For a numerical-methods project the rule was the interesting part:
implement the methods, don’t call the solver. No fzero, no backslash operator, no polyfit —
write each algorithm from its definition in MATLAB, run it on real data, and check the answer
against a reference. It sounds like reinventing the wheel, and it is, right up until the wheel
teaches you how it rolls.
Take root-finding. The same cubic — 4x³ − 11x² + 15x − 5 — solved four ways: bisection,
false position, fixed-point iteration, and the secant method. Calling one black-box
root-finder, they’d all look identical: a number comes out. Implementing them, the differences
become physical. Bisection cannot fail to converge if you bracket a sign change, but it crawls,
halving the interval each step. The secant method needs no derivative and races by comparison — and
will happily fly off to nowhere if the function misbehaves. “Guaranteed but slow” versus “fast but
fragile” stops being a sentence in a textbook and becomes a thing you watch happen in an iteration
counter.
The linear-systems work made the same point louder. Solving Ax = b with Gauss elimination, I
had to add partial pivoting myself — and the row swap isn’t bookkeeping, it’s the line between a
clean answer and dividing by a near-zero pivot and watching the solution detonate. Then LU
decomposition (reusing the factors to also build a full inverse) and the iterative
Gauss–Seidel method, which converges only if the system cooperates. You learn what “the system
cooperates” means by writing the loop that does or doesn’t settle.

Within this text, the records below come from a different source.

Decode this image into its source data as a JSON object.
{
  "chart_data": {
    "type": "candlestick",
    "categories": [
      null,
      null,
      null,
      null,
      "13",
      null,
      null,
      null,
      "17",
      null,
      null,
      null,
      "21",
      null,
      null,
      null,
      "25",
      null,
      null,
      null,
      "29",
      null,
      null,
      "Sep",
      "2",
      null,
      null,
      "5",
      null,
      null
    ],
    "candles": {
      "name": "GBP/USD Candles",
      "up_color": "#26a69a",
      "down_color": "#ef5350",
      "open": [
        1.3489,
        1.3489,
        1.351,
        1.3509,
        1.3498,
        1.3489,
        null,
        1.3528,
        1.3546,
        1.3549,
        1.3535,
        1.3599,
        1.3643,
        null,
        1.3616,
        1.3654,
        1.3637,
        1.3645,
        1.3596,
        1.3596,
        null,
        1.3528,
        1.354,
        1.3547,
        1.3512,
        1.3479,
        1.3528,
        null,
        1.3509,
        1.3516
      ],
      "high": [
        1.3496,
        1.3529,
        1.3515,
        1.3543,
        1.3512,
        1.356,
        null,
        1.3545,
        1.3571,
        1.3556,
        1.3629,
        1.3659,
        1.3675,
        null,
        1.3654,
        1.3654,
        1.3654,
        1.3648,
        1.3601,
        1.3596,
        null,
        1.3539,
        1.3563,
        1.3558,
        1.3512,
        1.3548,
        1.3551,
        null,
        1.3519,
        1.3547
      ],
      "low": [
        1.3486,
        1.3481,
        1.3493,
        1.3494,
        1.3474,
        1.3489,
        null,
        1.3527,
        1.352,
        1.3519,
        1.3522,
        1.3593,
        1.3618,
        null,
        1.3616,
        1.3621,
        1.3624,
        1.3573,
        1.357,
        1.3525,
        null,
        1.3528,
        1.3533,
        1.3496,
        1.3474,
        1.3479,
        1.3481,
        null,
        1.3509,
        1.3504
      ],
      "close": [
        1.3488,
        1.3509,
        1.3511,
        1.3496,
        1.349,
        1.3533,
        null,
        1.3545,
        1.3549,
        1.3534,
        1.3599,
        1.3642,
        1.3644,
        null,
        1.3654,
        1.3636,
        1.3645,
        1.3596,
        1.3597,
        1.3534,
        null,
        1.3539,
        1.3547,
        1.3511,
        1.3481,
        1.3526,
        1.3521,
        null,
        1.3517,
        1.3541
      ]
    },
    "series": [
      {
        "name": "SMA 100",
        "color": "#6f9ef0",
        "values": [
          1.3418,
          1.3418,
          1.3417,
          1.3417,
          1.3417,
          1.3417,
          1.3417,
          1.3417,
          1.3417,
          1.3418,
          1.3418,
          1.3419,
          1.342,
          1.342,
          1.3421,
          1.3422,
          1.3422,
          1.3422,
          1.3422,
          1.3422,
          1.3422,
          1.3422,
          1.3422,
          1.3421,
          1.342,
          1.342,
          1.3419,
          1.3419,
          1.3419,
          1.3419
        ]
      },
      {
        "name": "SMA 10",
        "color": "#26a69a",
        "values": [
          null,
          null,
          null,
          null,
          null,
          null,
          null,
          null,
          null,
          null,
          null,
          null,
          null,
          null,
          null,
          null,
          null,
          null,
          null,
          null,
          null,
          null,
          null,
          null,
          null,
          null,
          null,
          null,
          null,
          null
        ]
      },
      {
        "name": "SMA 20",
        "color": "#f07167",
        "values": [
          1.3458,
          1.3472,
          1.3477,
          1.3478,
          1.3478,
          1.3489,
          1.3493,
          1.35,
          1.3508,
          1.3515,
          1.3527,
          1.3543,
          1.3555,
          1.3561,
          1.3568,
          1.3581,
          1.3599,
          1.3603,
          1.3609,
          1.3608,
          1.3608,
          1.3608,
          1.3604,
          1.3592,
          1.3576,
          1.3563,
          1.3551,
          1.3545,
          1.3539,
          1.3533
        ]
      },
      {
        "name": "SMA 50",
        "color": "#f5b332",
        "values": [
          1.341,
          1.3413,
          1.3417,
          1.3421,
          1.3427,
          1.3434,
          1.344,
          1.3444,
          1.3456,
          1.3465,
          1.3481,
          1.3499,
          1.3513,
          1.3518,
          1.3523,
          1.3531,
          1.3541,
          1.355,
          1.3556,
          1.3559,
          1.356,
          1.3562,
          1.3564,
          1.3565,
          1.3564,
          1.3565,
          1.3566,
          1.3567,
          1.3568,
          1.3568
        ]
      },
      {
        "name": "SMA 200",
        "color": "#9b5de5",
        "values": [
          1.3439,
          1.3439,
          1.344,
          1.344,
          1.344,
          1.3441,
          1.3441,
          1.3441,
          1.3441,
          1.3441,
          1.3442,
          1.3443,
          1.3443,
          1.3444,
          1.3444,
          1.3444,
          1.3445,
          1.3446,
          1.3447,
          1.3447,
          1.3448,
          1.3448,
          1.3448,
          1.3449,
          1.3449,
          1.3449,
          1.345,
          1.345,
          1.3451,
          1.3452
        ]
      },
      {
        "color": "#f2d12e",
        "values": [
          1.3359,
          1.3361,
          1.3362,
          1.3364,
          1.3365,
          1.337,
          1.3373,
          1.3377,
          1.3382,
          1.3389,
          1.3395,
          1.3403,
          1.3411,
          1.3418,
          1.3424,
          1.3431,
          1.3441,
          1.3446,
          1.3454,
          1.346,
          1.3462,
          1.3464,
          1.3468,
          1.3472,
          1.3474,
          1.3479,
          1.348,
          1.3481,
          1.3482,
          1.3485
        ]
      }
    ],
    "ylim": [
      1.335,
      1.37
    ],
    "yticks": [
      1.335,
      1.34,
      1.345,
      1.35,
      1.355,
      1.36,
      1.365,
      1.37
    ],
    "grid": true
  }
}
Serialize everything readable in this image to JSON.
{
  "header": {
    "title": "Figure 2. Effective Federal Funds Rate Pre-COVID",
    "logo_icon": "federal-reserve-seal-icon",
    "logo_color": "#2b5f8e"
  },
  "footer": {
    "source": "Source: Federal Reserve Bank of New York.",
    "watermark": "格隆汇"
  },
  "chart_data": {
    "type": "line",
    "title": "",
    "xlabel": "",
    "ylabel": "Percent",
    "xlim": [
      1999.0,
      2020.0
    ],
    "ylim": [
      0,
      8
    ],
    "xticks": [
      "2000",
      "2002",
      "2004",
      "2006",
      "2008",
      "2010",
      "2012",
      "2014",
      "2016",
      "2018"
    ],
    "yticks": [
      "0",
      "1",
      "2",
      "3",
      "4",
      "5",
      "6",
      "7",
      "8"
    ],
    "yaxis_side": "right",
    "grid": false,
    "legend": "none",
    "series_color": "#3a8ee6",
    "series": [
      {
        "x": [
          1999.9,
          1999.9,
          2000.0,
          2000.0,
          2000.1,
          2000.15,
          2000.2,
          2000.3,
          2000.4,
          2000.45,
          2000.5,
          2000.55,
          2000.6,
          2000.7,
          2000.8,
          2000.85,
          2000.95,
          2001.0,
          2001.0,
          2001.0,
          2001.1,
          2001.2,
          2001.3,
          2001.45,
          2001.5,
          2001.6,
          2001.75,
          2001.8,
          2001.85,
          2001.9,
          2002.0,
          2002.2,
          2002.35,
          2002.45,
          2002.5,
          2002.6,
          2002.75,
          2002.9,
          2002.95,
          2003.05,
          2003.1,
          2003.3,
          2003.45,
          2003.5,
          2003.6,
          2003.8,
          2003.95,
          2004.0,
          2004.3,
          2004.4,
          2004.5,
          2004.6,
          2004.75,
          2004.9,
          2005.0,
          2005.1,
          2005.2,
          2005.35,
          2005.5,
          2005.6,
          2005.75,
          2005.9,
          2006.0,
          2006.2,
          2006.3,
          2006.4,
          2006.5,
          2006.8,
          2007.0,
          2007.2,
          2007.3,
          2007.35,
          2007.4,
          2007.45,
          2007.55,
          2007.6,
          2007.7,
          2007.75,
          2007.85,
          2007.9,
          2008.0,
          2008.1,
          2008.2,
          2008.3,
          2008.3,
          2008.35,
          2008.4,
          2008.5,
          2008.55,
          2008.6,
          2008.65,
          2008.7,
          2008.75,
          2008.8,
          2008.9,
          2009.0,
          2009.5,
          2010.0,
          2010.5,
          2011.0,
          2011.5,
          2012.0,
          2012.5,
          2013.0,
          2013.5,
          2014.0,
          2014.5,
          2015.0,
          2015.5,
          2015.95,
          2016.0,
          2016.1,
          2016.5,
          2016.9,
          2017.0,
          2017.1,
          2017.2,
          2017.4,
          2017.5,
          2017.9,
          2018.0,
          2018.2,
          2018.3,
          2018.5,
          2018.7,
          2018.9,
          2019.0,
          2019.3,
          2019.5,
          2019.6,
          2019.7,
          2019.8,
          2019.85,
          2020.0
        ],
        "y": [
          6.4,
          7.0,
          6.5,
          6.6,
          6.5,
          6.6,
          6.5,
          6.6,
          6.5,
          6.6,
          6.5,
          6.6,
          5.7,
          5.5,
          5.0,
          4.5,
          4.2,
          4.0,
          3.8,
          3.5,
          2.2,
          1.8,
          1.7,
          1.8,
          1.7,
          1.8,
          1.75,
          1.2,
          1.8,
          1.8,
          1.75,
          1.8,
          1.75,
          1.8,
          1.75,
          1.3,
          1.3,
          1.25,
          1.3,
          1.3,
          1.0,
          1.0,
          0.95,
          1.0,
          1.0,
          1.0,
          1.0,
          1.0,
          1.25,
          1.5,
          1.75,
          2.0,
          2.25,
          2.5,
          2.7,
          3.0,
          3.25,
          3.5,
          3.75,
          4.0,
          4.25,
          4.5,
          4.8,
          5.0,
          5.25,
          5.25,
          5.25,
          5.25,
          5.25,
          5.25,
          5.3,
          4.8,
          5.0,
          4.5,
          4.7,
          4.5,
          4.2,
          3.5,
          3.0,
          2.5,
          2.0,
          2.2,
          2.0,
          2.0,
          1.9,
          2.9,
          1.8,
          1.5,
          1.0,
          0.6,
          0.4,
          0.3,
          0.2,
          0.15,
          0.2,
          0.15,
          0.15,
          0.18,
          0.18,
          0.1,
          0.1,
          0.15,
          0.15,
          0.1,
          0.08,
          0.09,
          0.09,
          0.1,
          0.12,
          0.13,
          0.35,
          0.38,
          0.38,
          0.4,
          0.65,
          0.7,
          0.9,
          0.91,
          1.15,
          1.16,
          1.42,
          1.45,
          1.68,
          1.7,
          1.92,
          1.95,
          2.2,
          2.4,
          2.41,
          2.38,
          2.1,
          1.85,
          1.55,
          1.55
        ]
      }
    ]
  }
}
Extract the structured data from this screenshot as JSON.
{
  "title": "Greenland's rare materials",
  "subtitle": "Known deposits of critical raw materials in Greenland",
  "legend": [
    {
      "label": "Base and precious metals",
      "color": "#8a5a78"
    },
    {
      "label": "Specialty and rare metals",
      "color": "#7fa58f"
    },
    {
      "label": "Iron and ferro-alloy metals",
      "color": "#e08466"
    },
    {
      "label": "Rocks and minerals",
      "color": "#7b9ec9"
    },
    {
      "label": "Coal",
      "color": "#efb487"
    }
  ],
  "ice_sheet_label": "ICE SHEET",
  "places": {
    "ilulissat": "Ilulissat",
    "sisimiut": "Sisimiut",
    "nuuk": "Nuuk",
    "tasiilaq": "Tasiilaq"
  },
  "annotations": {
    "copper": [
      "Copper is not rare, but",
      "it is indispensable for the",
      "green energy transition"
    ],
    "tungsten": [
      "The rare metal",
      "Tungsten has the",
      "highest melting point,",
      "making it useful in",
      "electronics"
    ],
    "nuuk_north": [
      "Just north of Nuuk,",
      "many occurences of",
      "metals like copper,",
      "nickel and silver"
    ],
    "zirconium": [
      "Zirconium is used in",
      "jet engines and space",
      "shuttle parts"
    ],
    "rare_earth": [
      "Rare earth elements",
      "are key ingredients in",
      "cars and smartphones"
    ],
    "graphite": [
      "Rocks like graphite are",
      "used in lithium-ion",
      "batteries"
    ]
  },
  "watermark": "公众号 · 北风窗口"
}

The rest filled in the corners: a multiple linear regression through the normal equations
(B = (XᵀX)⁻¹XᵀY), reporting coefficients and residuals; a third-order Lagrange interpolation
pulling a thermistor’s resistance at 33 °C out of a four-point calibration table; and
definite integrals by the composite Simpson’s 1/3 rule, where the only real decision is how many
intervals buy enough accuracy without wasted effort.
The takeaway is small and it stuck: a built-in solver hides exactly the things that bite you —
pivoting, convergence, step size, the bracket you forgot to check. Writing the method by hand
doesn’t make you faster than the library; it makes the library’s failure modes concrete, so the
next time Ax = b returns garbage you know which of your assumptions just broke.